そんなよく知っているおとぎ話のキャラクターが次々と出てきます。

最初は、不安でドキドキしていた子どもたちも、3匹の子ブタを見た瞬間、緊張がほどけます。

それはまるで、よく知っている友だちにでもあったかのような安心した表情です。

さらに出てくるキャラクターを見て、

「クマがスープを飲むやつだ!」

「ガラスの靴!シンデレラだよ!」

と、すっかり本の中の世界に夢中になっていました。

また、おもしろいのが、どのキャラクターも「っぽいキャラクター」であることです。

絵本の中では、3匹の子ブタとも、眠り姫とも、ジャックと豆の木とも言われません。

3匹の子ブタは協力してホテルを作っているし、

眠り姫ではなく「糸車を持った魔女」、

ジャックではなく「大事な牛を魔法の豆と交換した男の子」、

シンデレラなんて、ガラスの靴を売っている店ですから。

決して、よく知っているあのおとぎ話のキャラクターなのかはわからないのです。

ただ、だからこそ、想像力が広がります。

「あのお話かな?「このお話かな?」と、考えさせてくれるのです。

このおとぎ話が混ざり合った、新しくも懐かしい世界を冒険させてくれるのが、この絵本のとても素敵なところです。

疑心暗鬼にさせられるオオカミ

そんな個性豊かなキャラクターたちの中、ひときわ目を引く、たくさんのおとぎ話に出てくるキャラクターが現れます。

それがオオカミです。

おとぎ話の定番中の定番。

悪者の代名詞的存在です。

今回も例にもれず、鋭い牙に、鋭い眼光、ニヤリとした笑い方。

どこから見ても悪者です。

けれど、今回のオオカミは悪者ではないと言ってきます。

それは絵本の中だけだと。

どうやら「野菜しか食べないし、ヨガも始めた」のだそう。

一体本当なのでしょうか?

それを聞いたルナやフランクリン、絵本の中の住人達はものすごく疑い警戒した表情。

それを見ている子どもたちもものすごく疑い警戒した表情。

「ほんとかな~?」

「嘘言って騙そうとしてるんじゃない?」

と信じてもらえません。

この登場人物と子どもたちの一体感がおもしろい。

オオカミに少し同情してしまいます。

そこからの、ニールを見たと言われて、めくるページの緊張感たるや。

後ろから襲われるのではないかという、子どもたちからの警戒心がひしひしと伝わってくるのです。

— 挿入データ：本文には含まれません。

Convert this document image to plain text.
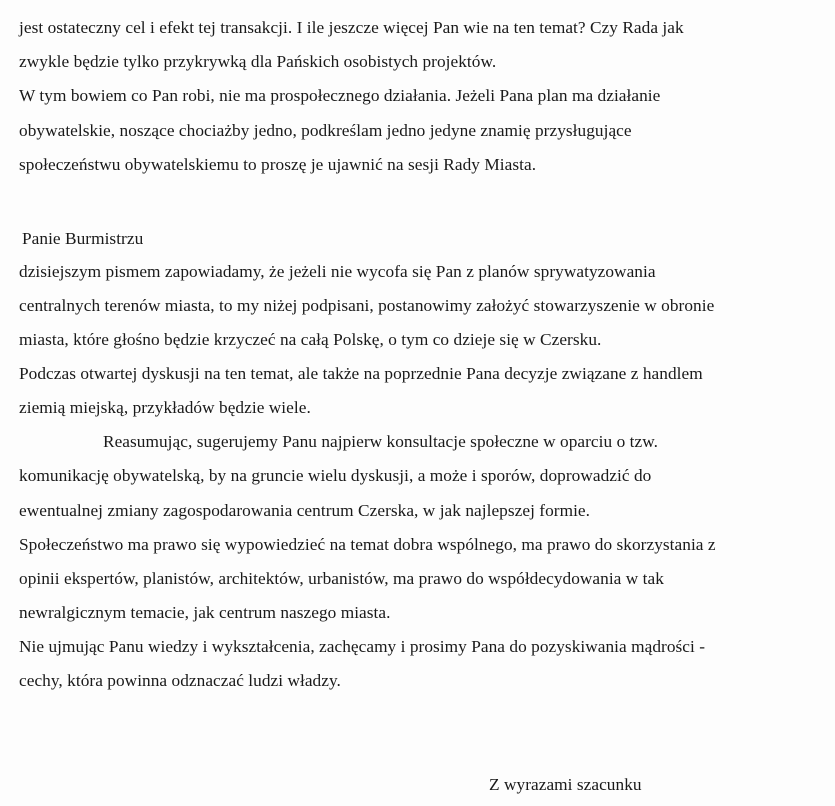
jest ostateczny cel i efekt tej transakcji. I ile jeszcze więcej Pan wie na ten temat? Czy Rada jak
zwykle będzie tylko przykrywką dla Pańskich osobistych projektów.
W tym bowiem co Pan robi, nie ma prospołecznego działania. Jeżeli Pana plan ma działanie
obywatelskie, noszące chociażby jedno, podkreślam jedno jedyne znamię przysługujące
społeczeństwu obywatelskiemu to proszę je ujawnić na sesji Rady Miasta.
Panie Burmistrzu
dzisiejszym pismem zapowiadamy, że jeżeli nie wycofa się Pan z planów sprywatyzowania
centralnych terenów miasta, to my niżej podpisani, postanowimy założyć stowarzyszenie w obronie
miasta, które głośno będzie krzyczeć na całą Polskę, o tym co dzieje się w Czersku.
Podczas otwartej dyskusji na ten temat, ale także na poprzednie Pana decyzje związane z handlem
ziemią miejską, przykładów będzie wiele.
Reasumując, sugerujemy Panu najpierw konsultacje społeczne w oparciu o tzw.
komunikację obywatelską, by na gruncie wielu dyskusji, a może i sporów, doprowadzić do
ewentualnej zmiany zagospodarowania centrum Czerska, w jak najlepszej formie.
Społeczeństwo ma prawo się wypowiedzieć na temat dobra wspólnego, ma prawo do skorzystania z
opinii ekspertów, planistów, architektów, urbanistów, ma prawo do współdecydowania w tak
newralgicznym temacie, jak centrum naszego miasta.
Nie ujmując Panu wiedzy i wykształcenia, zachęcamy i prosimy Pana do pozyskiwania mądrości -
cechy, która powinna odznaczać ludzi władzy.
Z wyrazami szacunku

この疑心暗鬼の空気感も、おとぎ話をベースにしている、この絵本ならではのおもしろさだと思います。

ドキドキワクワクの本からの脱出

さて、そうこうして、ニールを見つけたルナとフランクリン。

喜ぶ一行ですが、緊急事態が訪れます。

なんと、本が閉じられようとしているのです。

閉じられる前に、外に出ないと本の中に閉じ込められてしまいます。

揺れる本。

おとぎ話のキャラクターの願い。

この急転直下の、緊急感や焦燥感がワクワクドキドキを加速させます。

これまで楽しそうにしゃべりながら見ていた子も、一気にこの緊張感に引き込まれ。

背筋が伸び、目を見開いて、ページに釘付けに。

まるで、映画のアクション映画のクライマックスを見ているかのような空気感が広がります。

この楽しい空気感からの、ジェットコースターのような緊張感と展開も、この絵本のとてもおもしろいところです。

もちろん、本から脱出した後の、素敵で夢の詰まった最後の場面も。

二言まとめ

本の中で、よく知っているおとぎ話のキャラクターと出会うことができる。

絵本が好きな子ほど、夢と想像力が無限に広がるワクワクドキドキの絵本です。